In dat geval zou een deel van het integratiegeld dat we in Vlaanderen willen investeren om personen van buitenlandse afkomst te integreren in Vlaanderen, worden besteed aan allochtonen die met de Franse cursus geen enkel woord Nederlands zouden leren spreken. Dat lijkt op gespannen voet te staan met onder andere het regeerakkoord dat pleit voor het behoud van het Nederlandstalig karakter van de Vlaamse Rand, waartoe uiteraard tot nader order de zes faciliteitengemeenten behoren. Het regeerakkoord heeft met betrekking tot die regio als uitgangspunt een krachtig en vernieuwend taalpromotiebeleid te voeren, onder meer via vzw ‘de Rand’ en het Agentschap Integratie en Inburgering.
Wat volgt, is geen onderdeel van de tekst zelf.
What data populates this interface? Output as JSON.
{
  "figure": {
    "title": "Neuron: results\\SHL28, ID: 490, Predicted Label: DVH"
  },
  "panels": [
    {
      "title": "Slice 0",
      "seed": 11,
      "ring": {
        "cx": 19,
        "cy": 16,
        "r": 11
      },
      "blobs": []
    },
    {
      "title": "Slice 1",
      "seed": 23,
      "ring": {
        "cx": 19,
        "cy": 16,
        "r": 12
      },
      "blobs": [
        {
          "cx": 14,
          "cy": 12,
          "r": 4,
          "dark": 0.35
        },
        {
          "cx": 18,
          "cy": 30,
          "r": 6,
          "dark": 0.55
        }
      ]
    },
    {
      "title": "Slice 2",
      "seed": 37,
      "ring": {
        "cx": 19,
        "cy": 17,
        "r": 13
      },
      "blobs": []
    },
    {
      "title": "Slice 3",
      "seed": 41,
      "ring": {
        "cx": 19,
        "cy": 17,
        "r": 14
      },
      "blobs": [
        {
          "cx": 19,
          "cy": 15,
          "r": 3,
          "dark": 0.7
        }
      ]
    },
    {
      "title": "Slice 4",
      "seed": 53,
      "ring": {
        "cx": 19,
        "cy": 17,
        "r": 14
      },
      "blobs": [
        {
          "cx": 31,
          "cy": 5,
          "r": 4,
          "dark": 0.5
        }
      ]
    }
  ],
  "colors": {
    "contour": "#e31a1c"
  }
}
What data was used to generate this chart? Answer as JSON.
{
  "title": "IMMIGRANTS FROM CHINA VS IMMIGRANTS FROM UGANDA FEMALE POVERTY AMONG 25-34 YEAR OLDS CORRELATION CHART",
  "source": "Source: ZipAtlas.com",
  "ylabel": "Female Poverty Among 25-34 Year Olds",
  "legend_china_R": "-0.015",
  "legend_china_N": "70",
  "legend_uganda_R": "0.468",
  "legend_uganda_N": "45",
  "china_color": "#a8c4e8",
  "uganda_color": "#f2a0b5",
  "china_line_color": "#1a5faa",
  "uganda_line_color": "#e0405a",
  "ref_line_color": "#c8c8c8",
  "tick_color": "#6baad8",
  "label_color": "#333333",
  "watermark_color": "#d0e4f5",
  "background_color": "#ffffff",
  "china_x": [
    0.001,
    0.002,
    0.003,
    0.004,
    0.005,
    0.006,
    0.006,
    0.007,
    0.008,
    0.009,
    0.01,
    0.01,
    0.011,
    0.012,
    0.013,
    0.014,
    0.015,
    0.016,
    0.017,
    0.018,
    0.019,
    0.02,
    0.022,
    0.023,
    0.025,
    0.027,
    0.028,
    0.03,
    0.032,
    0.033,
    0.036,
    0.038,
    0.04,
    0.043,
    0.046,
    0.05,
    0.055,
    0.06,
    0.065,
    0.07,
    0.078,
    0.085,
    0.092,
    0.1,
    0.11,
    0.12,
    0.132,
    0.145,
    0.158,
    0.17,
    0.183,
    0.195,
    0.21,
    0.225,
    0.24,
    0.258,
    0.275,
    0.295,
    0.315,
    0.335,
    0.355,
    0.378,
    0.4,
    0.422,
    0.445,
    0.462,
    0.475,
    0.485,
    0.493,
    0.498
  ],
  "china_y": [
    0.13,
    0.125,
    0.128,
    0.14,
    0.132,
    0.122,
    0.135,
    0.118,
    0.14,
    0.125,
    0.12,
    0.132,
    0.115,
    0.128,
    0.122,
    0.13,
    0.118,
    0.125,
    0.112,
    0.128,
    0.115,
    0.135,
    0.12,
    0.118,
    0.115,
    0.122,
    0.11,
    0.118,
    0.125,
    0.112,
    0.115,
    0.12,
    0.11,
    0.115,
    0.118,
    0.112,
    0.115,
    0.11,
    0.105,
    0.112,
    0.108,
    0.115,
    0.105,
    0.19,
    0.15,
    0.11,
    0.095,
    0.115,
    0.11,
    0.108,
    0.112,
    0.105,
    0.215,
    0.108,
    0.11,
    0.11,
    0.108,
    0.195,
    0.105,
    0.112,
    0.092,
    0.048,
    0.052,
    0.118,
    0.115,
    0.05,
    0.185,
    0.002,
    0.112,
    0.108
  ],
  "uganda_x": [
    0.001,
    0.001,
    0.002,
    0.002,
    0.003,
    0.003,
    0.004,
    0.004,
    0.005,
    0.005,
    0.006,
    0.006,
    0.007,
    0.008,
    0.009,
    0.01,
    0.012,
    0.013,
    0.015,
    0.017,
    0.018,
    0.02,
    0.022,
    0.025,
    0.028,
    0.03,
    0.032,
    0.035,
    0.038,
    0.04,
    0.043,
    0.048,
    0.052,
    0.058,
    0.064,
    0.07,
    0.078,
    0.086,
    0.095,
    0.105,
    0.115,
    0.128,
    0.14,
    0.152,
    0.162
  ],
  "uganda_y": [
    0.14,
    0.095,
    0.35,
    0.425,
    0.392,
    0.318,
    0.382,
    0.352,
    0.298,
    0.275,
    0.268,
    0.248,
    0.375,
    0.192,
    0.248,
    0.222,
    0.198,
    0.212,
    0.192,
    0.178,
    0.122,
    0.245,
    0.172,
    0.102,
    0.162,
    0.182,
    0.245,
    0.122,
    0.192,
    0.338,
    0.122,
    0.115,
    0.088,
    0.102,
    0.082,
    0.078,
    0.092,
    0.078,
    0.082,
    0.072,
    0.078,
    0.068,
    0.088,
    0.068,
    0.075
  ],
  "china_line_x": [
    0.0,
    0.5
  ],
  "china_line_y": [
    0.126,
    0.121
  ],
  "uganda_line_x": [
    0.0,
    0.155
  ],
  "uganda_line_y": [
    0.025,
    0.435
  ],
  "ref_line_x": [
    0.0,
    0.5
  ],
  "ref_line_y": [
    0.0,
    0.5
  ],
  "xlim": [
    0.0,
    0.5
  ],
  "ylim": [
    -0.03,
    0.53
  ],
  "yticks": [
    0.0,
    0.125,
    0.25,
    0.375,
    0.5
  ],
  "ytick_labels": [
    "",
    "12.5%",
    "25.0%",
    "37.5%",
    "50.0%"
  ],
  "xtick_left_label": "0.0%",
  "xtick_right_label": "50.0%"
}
Minister, kunt u meer toelichting geven over de gezamenlijke integratie-initiatieven van de betreffende faciliteitengemeenten? Welke initiatieven kunnen of mogen concreet worden ondersteund met dat Vlaamse belastinggeld? Klopt het dat een deel van het Vlaams geld zou kunnen worden aangewend voor Franstalige integratieprojecten, zodat mensen worden geïntegreerd die geen woord Nederlands leren spreken? Zo ja, is dit niet in strijd met de engagementen van de Vlaamse Regering om het Nederlandstalige karakter van de Rand te beschermen en een krachtdadig taalpromotiebeleid te voeren? Op welke wijze zult u beletten dat in faciliteitengemeenten met een Franstalig bestuur de middelen niet grotendeels worden gebruikt om allochtonen wetens en willens in het Frans te integreren? Gelden taalfaciliteiten dan ook voor nieuwkomers voor wie het Frans niet de moedertaal is? Indien u meent dat de Vlaamse middelen voor de integratie van personen van buitenlandse afkomst in Vlaanderen niet kunnen worden gebruikt voor Franstalige integratie-initiatieven, welke actie zult u dan ondernemen om dit alsnog te beletten?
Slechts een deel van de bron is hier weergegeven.